The Fourth Circuit panel majority, approving and expanding upon the Ninth Circuit’s reasoning, shuts the gate almost completely on nationwide injunctive relief, absent certification of a Fed. R. Civ. P. 23(b)(2) class. (As a side note: it is entirely explained why the panel majority devotes fifteen pages of its opinion to this topic, considering that it had already vacated the injunction on the merits … rendering the scope-of-relief issue supererogatory.) It gives a litany of reasons why nationwide injunctions violate the judicial power of Article III.
1. Because “the sole duty of the federal courts is not to decide general questions for everyone, but rather to settle particular ‘cases’ or ‘controversies’ between particular parties … Article III requires that injunctions be tailored to protect only the plaintiffs in a specific case from the defendants to that suit.”

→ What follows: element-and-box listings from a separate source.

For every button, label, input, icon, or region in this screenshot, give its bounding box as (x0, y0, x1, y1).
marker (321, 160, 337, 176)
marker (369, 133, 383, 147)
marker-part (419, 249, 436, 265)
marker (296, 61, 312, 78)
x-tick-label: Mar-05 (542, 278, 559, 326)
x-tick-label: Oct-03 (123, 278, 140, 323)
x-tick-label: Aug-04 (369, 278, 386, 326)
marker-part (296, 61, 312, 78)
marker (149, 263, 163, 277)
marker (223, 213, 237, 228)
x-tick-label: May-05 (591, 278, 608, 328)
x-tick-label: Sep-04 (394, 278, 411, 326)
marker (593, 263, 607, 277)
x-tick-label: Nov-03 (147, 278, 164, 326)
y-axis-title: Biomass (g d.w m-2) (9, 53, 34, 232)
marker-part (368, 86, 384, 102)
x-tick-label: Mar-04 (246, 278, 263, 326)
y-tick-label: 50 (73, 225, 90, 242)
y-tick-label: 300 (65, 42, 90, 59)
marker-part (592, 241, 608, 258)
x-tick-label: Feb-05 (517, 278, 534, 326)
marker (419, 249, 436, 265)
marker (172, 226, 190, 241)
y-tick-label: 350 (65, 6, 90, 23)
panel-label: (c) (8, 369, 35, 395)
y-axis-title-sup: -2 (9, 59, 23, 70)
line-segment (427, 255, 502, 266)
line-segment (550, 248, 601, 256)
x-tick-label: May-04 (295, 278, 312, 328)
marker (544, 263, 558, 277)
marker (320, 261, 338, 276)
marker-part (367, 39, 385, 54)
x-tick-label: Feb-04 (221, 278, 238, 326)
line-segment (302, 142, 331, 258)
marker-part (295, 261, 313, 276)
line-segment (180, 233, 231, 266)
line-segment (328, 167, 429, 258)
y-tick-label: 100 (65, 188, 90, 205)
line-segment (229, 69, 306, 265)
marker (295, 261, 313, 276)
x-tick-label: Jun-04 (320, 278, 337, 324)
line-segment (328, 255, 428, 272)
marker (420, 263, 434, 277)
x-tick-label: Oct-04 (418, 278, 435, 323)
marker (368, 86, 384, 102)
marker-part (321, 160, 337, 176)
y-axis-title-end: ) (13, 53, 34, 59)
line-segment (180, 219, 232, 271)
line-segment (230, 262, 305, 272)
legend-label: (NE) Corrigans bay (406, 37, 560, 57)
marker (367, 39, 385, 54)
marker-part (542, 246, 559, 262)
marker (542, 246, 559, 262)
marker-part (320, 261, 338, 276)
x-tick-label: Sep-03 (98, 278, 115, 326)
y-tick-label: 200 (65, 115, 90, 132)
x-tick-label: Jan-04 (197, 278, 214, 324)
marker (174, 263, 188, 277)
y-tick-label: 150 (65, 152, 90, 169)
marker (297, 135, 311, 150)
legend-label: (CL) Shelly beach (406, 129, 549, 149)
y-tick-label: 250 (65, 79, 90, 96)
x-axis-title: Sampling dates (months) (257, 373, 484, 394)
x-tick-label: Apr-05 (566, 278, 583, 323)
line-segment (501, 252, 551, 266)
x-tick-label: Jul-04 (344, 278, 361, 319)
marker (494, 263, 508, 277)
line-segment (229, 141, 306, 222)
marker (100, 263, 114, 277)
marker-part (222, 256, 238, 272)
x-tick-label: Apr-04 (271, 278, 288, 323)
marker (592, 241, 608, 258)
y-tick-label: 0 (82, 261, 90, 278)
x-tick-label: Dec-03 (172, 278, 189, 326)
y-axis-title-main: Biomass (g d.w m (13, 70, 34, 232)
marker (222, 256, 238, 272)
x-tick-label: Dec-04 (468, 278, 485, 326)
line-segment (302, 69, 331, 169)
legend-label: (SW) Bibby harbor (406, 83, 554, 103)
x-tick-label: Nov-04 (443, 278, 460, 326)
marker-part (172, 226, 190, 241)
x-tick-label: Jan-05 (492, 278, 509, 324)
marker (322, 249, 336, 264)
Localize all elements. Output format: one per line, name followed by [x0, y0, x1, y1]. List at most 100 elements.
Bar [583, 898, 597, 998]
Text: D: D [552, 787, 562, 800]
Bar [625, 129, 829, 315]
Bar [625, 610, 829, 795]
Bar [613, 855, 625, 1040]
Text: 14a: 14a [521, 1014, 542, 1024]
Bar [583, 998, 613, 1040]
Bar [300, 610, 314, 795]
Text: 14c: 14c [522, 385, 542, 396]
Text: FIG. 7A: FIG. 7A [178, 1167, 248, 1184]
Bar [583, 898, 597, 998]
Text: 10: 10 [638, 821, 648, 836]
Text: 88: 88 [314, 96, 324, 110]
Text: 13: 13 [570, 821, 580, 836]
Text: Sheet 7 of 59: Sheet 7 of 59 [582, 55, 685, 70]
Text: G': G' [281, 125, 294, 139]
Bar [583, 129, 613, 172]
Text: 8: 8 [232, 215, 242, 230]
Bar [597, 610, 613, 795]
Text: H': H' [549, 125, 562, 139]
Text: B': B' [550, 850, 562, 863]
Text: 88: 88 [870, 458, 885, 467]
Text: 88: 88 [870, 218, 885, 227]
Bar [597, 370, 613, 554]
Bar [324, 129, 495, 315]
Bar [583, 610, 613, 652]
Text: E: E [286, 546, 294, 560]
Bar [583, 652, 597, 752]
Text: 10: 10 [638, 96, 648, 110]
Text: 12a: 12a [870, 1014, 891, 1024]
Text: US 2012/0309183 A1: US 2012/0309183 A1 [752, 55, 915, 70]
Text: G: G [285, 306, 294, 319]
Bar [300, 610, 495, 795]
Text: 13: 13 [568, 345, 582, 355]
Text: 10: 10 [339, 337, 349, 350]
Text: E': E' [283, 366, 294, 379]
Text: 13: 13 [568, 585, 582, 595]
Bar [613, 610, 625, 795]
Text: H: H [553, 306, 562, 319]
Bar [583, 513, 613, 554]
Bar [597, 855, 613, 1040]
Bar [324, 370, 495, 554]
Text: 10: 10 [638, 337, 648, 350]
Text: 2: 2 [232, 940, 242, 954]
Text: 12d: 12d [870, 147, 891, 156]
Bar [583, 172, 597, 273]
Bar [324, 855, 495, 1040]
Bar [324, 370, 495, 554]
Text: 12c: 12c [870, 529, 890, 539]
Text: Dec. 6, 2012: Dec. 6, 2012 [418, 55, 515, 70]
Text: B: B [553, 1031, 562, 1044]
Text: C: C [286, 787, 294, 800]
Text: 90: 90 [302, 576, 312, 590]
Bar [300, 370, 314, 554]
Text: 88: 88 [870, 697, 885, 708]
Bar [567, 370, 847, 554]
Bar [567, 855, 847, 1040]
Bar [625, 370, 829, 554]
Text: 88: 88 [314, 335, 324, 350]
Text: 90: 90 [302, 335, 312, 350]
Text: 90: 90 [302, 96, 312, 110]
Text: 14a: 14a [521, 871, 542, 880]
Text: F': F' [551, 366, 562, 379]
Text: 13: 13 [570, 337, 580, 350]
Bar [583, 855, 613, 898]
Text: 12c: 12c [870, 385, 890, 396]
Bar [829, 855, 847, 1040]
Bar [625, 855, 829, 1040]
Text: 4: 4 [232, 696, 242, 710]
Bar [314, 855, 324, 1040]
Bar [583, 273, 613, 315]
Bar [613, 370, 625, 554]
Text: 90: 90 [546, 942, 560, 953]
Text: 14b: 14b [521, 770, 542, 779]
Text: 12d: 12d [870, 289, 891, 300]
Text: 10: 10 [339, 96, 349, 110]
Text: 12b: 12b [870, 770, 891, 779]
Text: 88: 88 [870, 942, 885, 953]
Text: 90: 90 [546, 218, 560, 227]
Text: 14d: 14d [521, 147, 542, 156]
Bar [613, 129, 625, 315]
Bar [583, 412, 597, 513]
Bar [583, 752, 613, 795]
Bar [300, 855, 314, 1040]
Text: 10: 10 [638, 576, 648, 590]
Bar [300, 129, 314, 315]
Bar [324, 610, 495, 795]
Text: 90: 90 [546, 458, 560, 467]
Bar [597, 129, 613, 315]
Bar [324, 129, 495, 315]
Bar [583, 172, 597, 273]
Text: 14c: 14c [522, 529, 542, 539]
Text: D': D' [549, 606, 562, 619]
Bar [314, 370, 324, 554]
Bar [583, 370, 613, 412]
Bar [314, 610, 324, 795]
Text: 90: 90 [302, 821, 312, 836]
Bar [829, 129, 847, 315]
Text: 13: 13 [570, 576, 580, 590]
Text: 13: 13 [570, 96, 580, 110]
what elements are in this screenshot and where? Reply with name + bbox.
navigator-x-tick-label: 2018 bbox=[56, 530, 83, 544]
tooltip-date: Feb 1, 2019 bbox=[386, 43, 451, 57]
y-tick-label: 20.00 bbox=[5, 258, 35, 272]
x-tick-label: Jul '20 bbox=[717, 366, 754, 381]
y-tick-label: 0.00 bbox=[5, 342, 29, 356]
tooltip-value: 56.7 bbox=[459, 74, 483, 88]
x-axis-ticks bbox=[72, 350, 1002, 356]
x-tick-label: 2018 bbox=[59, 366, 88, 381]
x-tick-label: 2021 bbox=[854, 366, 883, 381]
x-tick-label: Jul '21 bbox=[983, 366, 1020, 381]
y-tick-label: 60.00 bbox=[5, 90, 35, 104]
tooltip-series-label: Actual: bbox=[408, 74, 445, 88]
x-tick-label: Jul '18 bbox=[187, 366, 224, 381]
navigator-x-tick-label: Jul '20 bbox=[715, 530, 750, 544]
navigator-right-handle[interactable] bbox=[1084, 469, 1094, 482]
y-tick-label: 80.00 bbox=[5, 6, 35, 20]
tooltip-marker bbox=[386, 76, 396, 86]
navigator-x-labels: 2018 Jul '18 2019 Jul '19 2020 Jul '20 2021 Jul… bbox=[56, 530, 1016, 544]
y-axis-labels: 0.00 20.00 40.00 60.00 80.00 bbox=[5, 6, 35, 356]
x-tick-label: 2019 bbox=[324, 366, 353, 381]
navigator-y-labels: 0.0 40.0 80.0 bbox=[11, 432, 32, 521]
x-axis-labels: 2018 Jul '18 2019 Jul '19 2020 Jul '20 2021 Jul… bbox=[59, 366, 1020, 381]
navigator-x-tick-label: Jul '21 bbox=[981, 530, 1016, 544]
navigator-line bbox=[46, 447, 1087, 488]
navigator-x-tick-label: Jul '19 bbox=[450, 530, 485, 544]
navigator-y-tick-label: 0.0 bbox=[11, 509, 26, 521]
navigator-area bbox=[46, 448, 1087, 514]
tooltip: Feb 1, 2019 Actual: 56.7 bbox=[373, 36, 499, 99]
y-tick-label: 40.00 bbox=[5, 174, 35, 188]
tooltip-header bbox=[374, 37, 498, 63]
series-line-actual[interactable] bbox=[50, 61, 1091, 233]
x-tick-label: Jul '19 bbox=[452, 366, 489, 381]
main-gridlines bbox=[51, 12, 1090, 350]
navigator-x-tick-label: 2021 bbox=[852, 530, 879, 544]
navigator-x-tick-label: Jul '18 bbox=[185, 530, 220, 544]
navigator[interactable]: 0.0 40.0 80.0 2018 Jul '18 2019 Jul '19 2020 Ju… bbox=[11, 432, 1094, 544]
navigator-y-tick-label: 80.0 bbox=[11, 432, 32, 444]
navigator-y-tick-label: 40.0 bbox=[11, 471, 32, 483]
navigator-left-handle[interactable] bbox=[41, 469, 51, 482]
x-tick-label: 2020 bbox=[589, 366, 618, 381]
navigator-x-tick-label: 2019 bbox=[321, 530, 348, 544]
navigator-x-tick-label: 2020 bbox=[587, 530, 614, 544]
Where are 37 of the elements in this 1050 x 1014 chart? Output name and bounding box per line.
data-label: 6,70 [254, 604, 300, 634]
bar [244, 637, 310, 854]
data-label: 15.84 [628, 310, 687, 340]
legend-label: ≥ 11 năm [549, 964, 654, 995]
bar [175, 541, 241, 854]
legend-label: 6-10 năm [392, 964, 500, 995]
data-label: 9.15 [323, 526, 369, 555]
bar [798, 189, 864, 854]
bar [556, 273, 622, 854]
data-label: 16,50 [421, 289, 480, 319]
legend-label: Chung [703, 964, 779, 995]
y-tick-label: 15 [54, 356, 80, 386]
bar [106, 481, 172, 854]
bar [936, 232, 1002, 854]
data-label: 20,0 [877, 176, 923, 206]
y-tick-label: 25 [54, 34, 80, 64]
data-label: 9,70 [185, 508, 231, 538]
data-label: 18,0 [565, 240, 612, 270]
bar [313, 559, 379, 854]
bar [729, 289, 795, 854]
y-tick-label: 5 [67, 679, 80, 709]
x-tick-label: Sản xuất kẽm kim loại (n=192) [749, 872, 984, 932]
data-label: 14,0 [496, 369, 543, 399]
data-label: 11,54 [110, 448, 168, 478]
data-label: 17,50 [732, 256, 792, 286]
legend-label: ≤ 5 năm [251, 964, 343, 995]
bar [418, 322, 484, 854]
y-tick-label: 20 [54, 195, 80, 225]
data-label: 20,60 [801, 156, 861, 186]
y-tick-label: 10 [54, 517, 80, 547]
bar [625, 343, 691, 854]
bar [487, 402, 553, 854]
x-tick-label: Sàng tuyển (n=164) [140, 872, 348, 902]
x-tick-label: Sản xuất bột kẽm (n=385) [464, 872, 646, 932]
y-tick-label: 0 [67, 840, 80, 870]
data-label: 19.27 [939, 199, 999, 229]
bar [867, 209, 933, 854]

2. “[B]y issuing such an injunction, a single district court, whose decisions are non-precedential in its own circuit, does not simply resolve a given lawsuit, but rather decides a general question for the entire nation.”
3. Because Article III and the Judiciary Act of 1789 adopted the principles of the eighteenth-century English Court of Chancery, nationwide injunctions are infirm because “they lack any basis in traditional equity practice.”
4. “Nationwide injunctions effectively vitiate th[e] requirement” of Article III standing “by permitting a single plaintiff to obtain equitable relief on behalf of countless non-parties, wholly without inquiry into whether they have suffered or will imminently suffer any injury-in-fact.”
5. “[N]ationwide injunctions allow non-parties to slip the bonds of” ripeness and mootness as well, “as a single plaintiff who obtains nationwide relief has done so on behalf of innumerable non-parties whose claims may very well have been premature or long stale.”
6. The means to obtain nationwide relief exist in Rule 23(b)(2), which is grounded in equity practice and provides due process protections for absent parties not present in nationwide injunctions.
7. In addition to the limits of judicial power, nationwide injunctions are bad public policy, failing to respect the boundaries and wisdom of coordinate courts (which might reach different outcomes), “limit[ing] dialogue in the lower courts [and] favoring quick and uniform answers to the more deliberate—and likely more accurate—method of doctrinal development that is intended under our judiciary’s very design.”
8. Nationwide injunctions also “promote sprints to the courthouse and rushed judicial decisionmaking, often under immense time pressure, based on expedited briefing, and in the absence of a factual record,” upend executive power, and demand urgent resort to the Courts of Appeals and Supreme Court.
9. Nationwide injunctions turn the structure of the federal judiciary upside-down, giving individual district court orders priority over other district courts and even Courts of Appeals.
10. Nationwide injunctions expose the federal judiciary to politicization, encouraging forum-shopping for compatible judges.
The panel majority also specifically rejects the compromise that the Second Circuit worked out, an injunction limited to the geographic boundaries of the circuit: “A geographically-limited injunction suffers from the same infirmities as a nationwide injunction, albeit on a smaller scale, i.e., it protects non-parties and purports to decide a general question of law rather than a specific dispute.”
In dissent, Judge King – in addition to disagreeing on the merits of the rule – notes that the argument about nationwide injunctions is dicta and that while “a nationwide preliminary injunction is a strong remedy … district courts are entitled to wide discretion in fashioning injunctive relief.”